03-04-2010 07:14 AM
I have two Brocade 3850 switches (FOS - 5.3.2a), which have a lot of "Link Failure", "Loss of Sync" and "Loss of Signal" errors on their ports.
Ports no. 2 and 8 on switch no. 1 and ports no. 4 and 8 on switch no. 2 are especially "dirty" (look at the "porterrshow" output attached below).
What these errors mean and how to eliminate them? It looks like that SFP modules and FC cables are not the culprits of these errors (no single "enc out" and "crc err" error on any port).
WWN-based point-to-point zoning was implemented on both switches.
03-04-2010 08:41 AM
1. Is the address error on the E port increasing?? Its not something you should ignore if the port is a E port. But I would only worry if its increasing steadily. And I may be wrong sometimes but thats my opinion.
2. For the loss of sync errors. I would run fabriclog -s and see if there are ports flapping (offline/online) in the past few days. If yes I would check the hosts on port 2 and 8 to see if there are errors there. Loss of sync and signal mean there is something wrong betn the 2 points ie from HBA to switch port.

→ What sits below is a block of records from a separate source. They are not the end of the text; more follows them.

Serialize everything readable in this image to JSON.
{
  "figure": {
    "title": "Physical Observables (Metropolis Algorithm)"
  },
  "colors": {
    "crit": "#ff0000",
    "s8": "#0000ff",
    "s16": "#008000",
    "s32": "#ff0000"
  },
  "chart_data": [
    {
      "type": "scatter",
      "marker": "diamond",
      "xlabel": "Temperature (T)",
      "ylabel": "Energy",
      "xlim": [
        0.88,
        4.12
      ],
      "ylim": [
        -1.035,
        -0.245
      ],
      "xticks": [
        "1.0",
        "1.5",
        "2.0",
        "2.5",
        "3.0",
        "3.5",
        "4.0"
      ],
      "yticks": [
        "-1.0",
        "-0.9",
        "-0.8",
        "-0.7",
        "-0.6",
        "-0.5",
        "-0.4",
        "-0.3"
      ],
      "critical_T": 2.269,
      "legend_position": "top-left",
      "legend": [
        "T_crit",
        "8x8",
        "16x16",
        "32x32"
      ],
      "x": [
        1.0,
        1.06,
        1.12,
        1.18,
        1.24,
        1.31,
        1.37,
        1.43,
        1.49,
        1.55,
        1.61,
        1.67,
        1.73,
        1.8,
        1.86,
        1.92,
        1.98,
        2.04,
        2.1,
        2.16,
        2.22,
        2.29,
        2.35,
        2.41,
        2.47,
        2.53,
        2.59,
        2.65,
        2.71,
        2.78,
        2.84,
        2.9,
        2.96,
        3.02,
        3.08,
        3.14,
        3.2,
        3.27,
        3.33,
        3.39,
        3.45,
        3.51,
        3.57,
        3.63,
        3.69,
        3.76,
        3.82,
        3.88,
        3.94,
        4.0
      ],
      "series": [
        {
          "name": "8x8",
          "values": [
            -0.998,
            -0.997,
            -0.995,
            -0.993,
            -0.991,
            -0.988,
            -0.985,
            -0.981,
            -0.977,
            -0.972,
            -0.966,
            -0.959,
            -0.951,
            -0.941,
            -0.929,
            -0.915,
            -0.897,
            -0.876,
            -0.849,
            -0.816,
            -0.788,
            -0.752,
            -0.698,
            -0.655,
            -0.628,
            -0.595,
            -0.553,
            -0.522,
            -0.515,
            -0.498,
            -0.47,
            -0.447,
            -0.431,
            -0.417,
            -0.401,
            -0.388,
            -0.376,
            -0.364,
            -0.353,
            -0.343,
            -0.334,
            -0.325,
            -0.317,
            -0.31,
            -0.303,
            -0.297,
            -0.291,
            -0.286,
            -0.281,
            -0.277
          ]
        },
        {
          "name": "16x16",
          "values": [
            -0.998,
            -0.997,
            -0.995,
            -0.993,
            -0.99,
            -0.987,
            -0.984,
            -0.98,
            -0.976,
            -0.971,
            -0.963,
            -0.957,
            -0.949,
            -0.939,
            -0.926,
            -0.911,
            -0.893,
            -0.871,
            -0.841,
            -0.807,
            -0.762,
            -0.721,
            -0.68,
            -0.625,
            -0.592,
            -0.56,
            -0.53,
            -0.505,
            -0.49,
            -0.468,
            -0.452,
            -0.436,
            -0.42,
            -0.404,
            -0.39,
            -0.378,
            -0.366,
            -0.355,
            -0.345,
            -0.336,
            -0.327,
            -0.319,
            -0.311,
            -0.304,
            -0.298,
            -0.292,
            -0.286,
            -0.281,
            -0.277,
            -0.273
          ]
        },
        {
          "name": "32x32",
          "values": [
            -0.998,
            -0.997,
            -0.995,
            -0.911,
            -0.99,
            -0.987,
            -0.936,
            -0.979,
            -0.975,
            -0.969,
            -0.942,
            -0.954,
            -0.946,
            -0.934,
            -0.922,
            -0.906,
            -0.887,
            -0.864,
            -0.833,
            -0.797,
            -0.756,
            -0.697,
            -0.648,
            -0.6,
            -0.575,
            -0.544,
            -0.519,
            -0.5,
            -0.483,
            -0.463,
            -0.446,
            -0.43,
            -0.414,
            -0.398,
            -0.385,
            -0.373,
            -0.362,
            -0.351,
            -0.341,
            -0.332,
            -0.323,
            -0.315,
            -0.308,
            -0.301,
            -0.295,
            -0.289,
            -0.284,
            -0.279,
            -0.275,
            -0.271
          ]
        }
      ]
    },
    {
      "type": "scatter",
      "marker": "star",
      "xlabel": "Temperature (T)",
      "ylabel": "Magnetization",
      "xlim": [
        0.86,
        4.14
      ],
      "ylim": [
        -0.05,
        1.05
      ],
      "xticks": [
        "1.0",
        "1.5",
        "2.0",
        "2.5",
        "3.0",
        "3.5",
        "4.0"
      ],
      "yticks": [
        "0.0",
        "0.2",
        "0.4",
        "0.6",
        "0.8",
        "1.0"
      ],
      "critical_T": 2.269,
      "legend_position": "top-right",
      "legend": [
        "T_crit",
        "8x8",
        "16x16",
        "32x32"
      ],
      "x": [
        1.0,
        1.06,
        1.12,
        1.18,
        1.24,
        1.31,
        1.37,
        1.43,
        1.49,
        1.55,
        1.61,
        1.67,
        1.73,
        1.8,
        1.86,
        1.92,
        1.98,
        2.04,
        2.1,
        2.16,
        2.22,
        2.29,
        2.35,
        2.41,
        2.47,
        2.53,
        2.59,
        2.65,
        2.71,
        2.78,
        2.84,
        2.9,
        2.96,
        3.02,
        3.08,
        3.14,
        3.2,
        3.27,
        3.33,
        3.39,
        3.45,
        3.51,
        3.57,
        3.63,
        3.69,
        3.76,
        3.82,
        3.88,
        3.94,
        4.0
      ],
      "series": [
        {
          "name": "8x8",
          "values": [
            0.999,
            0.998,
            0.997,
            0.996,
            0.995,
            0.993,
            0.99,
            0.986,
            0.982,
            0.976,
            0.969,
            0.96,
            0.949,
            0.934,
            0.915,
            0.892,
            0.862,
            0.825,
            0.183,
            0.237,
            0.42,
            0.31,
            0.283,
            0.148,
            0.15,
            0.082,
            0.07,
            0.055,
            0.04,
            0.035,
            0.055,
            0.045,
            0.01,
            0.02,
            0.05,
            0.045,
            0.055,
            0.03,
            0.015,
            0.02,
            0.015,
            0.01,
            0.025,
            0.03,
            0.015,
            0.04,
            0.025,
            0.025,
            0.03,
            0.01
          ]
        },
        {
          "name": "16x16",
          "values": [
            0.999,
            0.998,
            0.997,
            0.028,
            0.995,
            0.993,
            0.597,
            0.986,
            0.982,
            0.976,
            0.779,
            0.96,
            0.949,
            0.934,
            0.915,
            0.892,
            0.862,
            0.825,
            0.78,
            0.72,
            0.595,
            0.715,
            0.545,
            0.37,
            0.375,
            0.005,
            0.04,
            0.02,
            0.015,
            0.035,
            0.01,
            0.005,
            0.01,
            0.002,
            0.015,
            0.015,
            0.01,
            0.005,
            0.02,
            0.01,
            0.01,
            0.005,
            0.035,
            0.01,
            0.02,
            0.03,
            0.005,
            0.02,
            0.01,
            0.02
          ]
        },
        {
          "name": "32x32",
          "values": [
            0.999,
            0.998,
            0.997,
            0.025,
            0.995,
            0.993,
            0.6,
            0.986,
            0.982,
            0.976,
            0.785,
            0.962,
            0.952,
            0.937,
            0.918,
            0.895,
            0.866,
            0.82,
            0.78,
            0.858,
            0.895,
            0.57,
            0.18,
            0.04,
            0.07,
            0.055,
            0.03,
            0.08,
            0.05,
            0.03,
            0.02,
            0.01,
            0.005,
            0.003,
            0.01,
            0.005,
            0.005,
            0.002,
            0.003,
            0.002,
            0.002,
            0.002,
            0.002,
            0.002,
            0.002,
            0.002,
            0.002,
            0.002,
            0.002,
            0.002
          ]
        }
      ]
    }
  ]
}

This could be HBA, driver, patch panels, bent cable, OR even a SFP. FC is tricky, you cannot easily rule out anything. But since you see errors on multiple ports, I too would rule out the cable and SFP.
3 imp things that come to my mind
>> fabriclog -s
>> host errors?? eventvwr or errpt fcs error or solaris messages??
>> Are the errors increasing?? Do a statsclear and then observe.
03-04-2010 06:51 PM
I've just had some fun & games with some Qlogic cards under windows and the storport driver.
Replace SFP's and Cabels and was still getting link errors , ended up being a number of MS hotfixes to be applied.
Just to throw that into the picture for you
03-05-2010 12:21 AM
I had the same issue with Solaris SPARC machines with HBA's fixed on 2 Gbps and swithports fixed on 4 Gbps.
I got 'In_sync' and 'No_sync' for the port status and an enormous amount of link fail, loss of sync and loss of signal errors too.
Some HBA's were even fixed on loop at this CU site!!
Don't know if this helps, but it's worth to check probably....
03-05-2010 02:19 AM
Hi to all,
these 4 ports are connected to one IBM p570 server with 4 Emulex 4 Gbps HBAs. OS - AIX 6.1 (with LPAR enabled).
HBAs' and switches' ports are set to "auto-negotiate". AIX reports some FC-related errors only during server reboot.
After "statsclear" errors' character and rate has not changed (see PortErrShow_Fresh.txt attached below).
Also I attach output from "fabriclog -s".
03-05-2010 09:18 AM
1. From fabriclog -> Ports 14 and 15 on both switches flapped on 4th March 2010, but this could be something you scheduled or did manually. If not then you should probe further.
2. I have worked in 7 PB+ AIX environments, my experience is that if there are major problems with the fabric, you should see fcs errors in errpt.
You should also check for temporary disk errors if any. If there are frequent temp disk errors, then these can affect performance and sometimes attributed by flapping ports in fabric.
03-08-2010 04:47 AM
BTW, port no. 3 on switch H16_1 flapped several times last Saturday (see the attached log below).
Maybe these port flappings are the cause of "link fail", "loss sync" and "loss sig" errors? There are more earlier entries indicating other port flapping in this log.
03-08-2010 08:30 AM
do a portstatsclear on all the ports, and then see if the errors increasing. by proststatsshow port no. Do it again and again.Also see porterrshow time and again.If the same is increasing, then you have to look into many. First if encout is increasing, then change cable, change SW port and if then still issue, it should be from HBA side. check the logs in server for HBAs.